It’s always worse when no one understands your chronic pain
An old, crusty, redneck said, “They ought to take all these drug addicts out and shoot them.”
An older, crustier, redneck said, “Then you’d be shooting my daughter. She got treatment and straightened her life out.”
“That’s not what I meant.”
“Anyone who includes ‘take them out and shoot them’ usually says, “That’s not what I meant.””
“You seem to know a lot about what people usually say.”
“And a lot about drug addiction.”
What’s the first picture you see when you hear the words Opioid Epidemic?
In 2015, more than 52,000 people died of drug overdoses, nearly two-thirds of which were linked to opioids like Percocet, OxyContin, heroin, and fentanyl.
That’s almost as many Americans killed during three years of The Forgotten War in Korea.
The first image I see after reading the Vox quote is a graveyard.
Official figures for the Jonestown Massacre say ‘over 900.’
Round it up to a thousand and 2015’s overdose deaths are more than fifty two times greater.
What is the War On Drugs doing about this massacre?
Sixteen states, including South Carolina, Tennessee and West Virginia, already treat simple possession of drugs as a misdemeanor instead of a felony in some or all cases — and Oklahoma may join them in November. Many more states need to follow suit. Reclassifying certain drug possession offenses from a felony to a misdemeanor not only reduces a sentence, but it also recognizes that drug addiction and substance abuse are health conditions that are better treated than incarcerated and ignored.
No one wants another Forgotten War, and the increase of opioid addiction in the suburbs shifts the focus from jail to treatment.
President Barack Obama has commuted more sentences — focused on drug offenses — than any other sitting president, and the Department of Justice has announced it will end the use of private prisons, removing a perverse financial incentive to incarcerate more and more Americans.
Don’t let the prison of chronic pain slip past.
From all corners the issue of drug abuse and prison go hand in hand.
Not so much chronic pain and prison.
The opioid epidemic crosses all lines to snare new converts, prison is slanted toward a racial divide.
Look again at the top map.
Oregon gets 82.2 – 95 painkiller prescriptions per 100 people.
Notice the states with the highest prescriptions per 100 people?
About 100 million Americans suffer from chronic pain, according to a 2011 report from the Institute of Medicine.
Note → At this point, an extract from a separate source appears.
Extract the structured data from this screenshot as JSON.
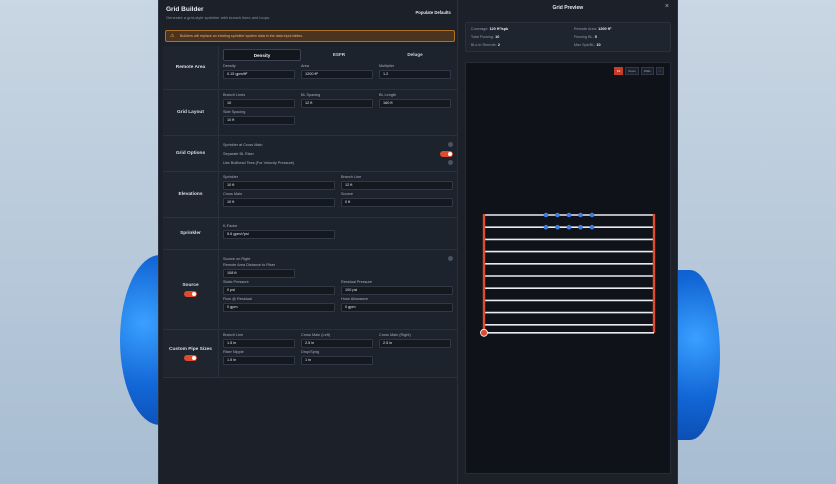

So doctors — under pressure from drug companies, medical organizations, government agencies, and pain patient advocates — resorted to opioids.
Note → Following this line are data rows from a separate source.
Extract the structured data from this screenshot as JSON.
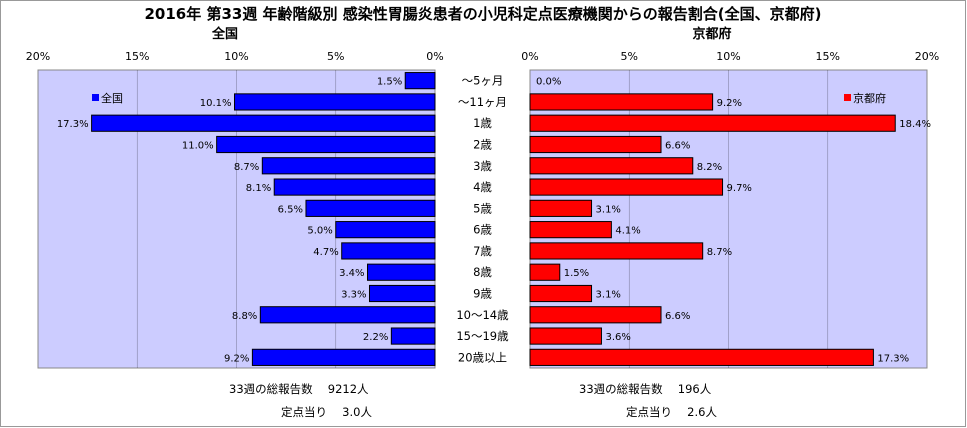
{
  "title": "2016年 第33週 年齢階級別 感染性胃腸炎患者の小児科定点医療機関からの報告割合(全国、京都府)",
  "colors": {
    "plot_bg": "#ccccff",
    "national_bar": "#0000ff",
    "kyoto_bar": "#ff0000",
    "grid": "#000000"
  },
  "chart_data": {
    "type": "bar",
    "orientation": "horizontal",
    "categories": [
      "～5ヶ月",
      "～11ヶ月",
      "1歳",
      "2歳",
      "3歳",
      "4歳",
      "5歳",
      "6歳",
      "7歳",
      "8歳",
      "9歳",
      "10～14歳",
      "15～19歳",
      "20歳以上"
    ],
    "x_ticks": [
      "20%",
      "15%",
      "10%",
      "5%",
      "0%",
      "0%",
      "5%",
      "10%",
      "15%",
      "20%"
    ],
    "xlim": [
      0,
      20
    ],
    "grid": true,
    "series": [
      {
        "name": "全国",
        "header": "全国",
        "legend": "全国",
        "values": [
          1.5,
          10.1,
          17.3,
          11.0,
          8.7,
          8.1,
          6.5,
          5.0,
          4.7,
          3.4,
          3.3,
          8.8,
          2.2,
          9.2
        ],
        "labels": [
          "1.5%",
          "10.1%",
          "17.3%",
          "11.0%",
          "8.7%",
          "8.1%",
          "6.5%",
          "5.0%",
          "4.7%",
          "3.4%",
          "3.3%",
          "8.8%",
          "2.2%",
          "9.2%"
        ],
        "legend_position": "top-left"
      },
      {
        "name": "京都府",
        "header": "京都府",
        "legend": "京都府",
        "values": [
          0.0,
          9.2,
          18.4,
          6.6,
          8.2,
          9.7,
          3.1,
          4.1,
          8.7,
          1.5,
          3.1,
          6.6,
          3.6,
          17.3
        ],
        "labels": [
          "0.0%",
          "9.2%",
          "18.4%",
          "6.6%",
          "8.2%",
          "9.7%",
          "3.1%",
          "4.1%",
          "8.7%",
          "1.5%",
          "3.1%",
          "6.6%",
          "3.6%",
          "17.3%"
        ],
        "legend_position": "top-right"
      }
    ]
  },
  "footer": {
    "national": {
      "total": "33週の総報告数　 9212人",
      "per_site": "定点当り　 3.0人"
    },
    "kyoto": {
      "total": "33週の総報告数　 196人",
      "per_site": "定点当り　 2.6人"
    }
  }
}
In a case where the customer isn’t always right, doctors still wrote prescriptions.
When they stop, it doesn’t mean the end of chronic pain, but a shift in supply.
Heroin is extremely cheap in the black market, despite law enforcement efforts for decades to push up the price of drugs by cracking down on the illicit supply. In fact, over the past few decades, the price of heroin in the US has dramatically dropped.
This is where the prison part changes the picture.
In general, all of this suggests that the country as a whole needs to put more resources toward making drug treatment options more widespread, accessible, and affordable.
I didn’t hear prison as an option, but what if a guy in the neighborhood gets popped for feeding his habit?
You didn’t know he had a problem, or how much of one if you did.
He got hurt on the job and retired on disability? Now he’s heading to prison for a drug offense.
The new neighborhood will be challenging.
The trail from injury to addiction is clear and ready.
If addiction leads to prison in some cases and not others, that’s a trail to clear.
There may be a new tool in the kit.
The drug overdose epidemic hasn’t hit people of all racial groups equally either, with white Americans suffering far more overdose deaths than their black and Latino peers.
Death is not an optional treatment for chronic pain.
Neither is prison, but if the opioid epidemic throws enough light on prison reform for some drug offenses, it won’t be another Forgotten War.
If chronic pain, drug addiction, and prison haven’t touched you or anyone you know, it’s because no one’s talking.